When difficulties involving the first two “friends” came to a head, I asked the school to arrange for my daughter to talk to the school counselor. By the time the counseling session came around, my daughter had decided that she didn’t need it. Although I largely agreed with her, I persuaded her to at least go in and say hello to the counselor. We chatted for a while and the counselor told us that he had spent about half of his life in the Tokyo area and the other half in Kyoto.

“It’s different here,” he said. “Although I can’t say exactly how, it is different here.”

Not only that, within the entire Kyoto city, our neighborhood was apparantly a particularly “difficult area” in terms of human relations, he said.

I felt like I had walked into an ambush.

“The local junior high is not far away, but it’s much easier to navigate,” he said. And he was right. My older daughter is attending that school now, and she has probably never felt so popular. The junior high, located near the edge of town, brings together kids from three different elementary schools and, in doing so, makes relationships there more open, the counselor explained.

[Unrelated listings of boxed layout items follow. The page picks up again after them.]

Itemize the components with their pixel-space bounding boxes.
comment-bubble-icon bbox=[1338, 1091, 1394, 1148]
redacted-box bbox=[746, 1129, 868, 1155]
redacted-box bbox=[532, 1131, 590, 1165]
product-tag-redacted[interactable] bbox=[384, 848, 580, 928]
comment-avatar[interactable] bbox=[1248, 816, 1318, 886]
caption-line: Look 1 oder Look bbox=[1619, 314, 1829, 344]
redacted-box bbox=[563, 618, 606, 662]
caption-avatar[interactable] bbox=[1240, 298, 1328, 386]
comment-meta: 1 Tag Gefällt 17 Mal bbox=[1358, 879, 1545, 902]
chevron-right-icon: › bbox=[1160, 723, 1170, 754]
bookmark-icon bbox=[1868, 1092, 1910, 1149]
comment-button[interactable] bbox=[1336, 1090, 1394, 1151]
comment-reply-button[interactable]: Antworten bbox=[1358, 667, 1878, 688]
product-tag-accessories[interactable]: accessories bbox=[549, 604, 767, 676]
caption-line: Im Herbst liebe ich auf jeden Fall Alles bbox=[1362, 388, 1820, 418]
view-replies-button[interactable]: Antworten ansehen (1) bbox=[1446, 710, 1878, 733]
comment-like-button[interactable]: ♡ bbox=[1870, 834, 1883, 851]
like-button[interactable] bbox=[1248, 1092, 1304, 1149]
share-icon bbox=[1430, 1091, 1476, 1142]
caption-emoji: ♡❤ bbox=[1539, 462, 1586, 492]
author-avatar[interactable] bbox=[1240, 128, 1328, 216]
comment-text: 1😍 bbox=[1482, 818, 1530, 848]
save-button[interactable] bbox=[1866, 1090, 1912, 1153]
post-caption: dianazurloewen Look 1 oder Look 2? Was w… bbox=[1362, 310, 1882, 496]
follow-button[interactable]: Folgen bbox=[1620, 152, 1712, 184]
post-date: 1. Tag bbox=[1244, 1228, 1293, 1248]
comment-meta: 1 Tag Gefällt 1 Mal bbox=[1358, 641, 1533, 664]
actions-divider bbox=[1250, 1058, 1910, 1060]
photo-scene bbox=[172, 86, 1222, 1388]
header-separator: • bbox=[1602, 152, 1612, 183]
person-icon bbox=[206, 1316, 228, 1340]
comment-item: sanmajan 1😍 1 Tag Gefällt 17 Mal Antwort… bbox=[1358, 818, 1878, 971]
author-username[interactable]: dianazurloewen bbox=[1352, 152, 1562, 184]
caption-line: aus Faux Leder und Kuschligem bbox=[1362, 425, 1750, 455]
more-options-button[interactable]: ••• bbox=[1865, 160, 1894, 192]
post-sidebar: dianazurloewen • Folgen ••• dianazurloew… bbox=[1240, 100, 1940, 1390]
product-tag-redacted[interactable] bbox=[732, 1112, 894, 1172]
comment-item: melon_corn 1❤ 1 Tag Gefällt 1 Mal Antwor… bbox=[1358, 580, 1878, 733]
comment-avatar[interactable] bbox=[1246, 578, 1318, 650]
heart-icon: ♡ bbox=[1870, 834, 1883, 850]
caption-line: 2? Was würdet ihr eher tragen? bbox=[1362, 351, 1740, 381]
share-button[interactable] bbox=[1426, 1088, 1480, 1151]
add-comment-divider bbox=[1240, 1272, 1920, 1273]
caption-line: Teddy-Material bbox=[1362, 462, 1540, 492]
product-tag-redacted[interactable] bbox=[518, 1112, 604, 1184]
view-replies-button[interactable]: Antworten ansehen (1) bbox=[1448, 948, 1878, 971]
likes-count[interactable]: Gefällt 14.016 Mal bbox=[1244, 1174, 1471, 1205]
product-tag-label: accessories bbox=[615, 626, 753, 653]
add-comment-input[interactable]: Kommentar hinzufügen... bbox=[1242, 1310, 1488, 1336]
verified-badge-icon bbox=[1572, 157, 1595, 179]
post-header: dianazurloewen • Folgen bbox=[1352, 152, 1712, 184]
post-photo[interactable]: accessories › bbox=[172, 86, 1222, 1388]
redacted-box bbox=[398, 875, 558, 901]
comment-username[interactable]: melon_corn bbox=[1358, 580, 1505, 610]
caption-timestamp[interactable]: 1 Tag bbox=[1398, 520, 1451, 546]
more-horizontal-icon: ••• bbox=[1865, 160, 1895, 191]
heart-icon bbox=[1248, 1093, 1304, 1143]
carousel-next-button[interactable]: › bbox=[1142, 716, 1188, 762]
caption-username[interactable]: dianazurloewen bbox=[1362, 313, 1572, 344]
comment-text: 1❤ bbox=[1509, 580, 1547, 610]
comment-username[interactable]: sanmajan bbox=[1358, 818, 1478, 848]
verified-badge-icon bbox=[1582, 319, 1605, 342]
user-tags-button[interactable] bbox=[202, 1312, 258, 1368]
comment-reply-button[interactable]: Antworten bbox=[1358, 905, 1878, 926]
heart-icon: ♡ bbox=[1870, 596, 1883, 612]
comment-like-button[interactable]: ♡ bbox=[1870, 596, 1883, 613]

Meanwhile, he agreed with my younger daughter that there wasn’t much to worry about in the difficulties she was having with the “friends” and that, although he would check in with her every now and again, that counseling sessions weren’t needed.

As we said our goodbyes, I asked a question, which, in hindsight, I can see was the reason I had asked for the session in the first place.

“So, we just have to go along with how people are here?”

It was the question, not the answer, that hit me. I had always thought of myself as a good traveler—as someone who accepts a new town or country as it is, rather than how I think it should be. I wondered how I had managed to forget such a fundamental principle.

The counselor’s answer was, “Yes. And create a little space between you and them.”

Stepping out

It’s only now, as I write this, that I’ve realized that my version of “going along with” the way many women in my neighborhood act, is to leave them to it. I now hold no expectations toward the stony-faced moms around me. I’ve stepped out of those “inhuman relationships.”

Once a week, I go down to the Kamo River and I watch my younger daughter’s soccer lesson at the sports ground beside the river. Beyond the grassy riverbanks, the mountains line the horizon. It’s Kyoto, just being itself—without the pomp and ceremony—and it’s beautiful. About four other soccer moms usually also come to watch. They are beautiful, too. Only two of them are Kyoto-bred, and none of them is from our immediate neighborhood.

I’ve redefined my “here.” My Kyoto is this beautiful place all around me—all except for the thatch of bristles that is my immediate neighborhood. If I never fit in there, that will be fine. It’s just a short walk to the river.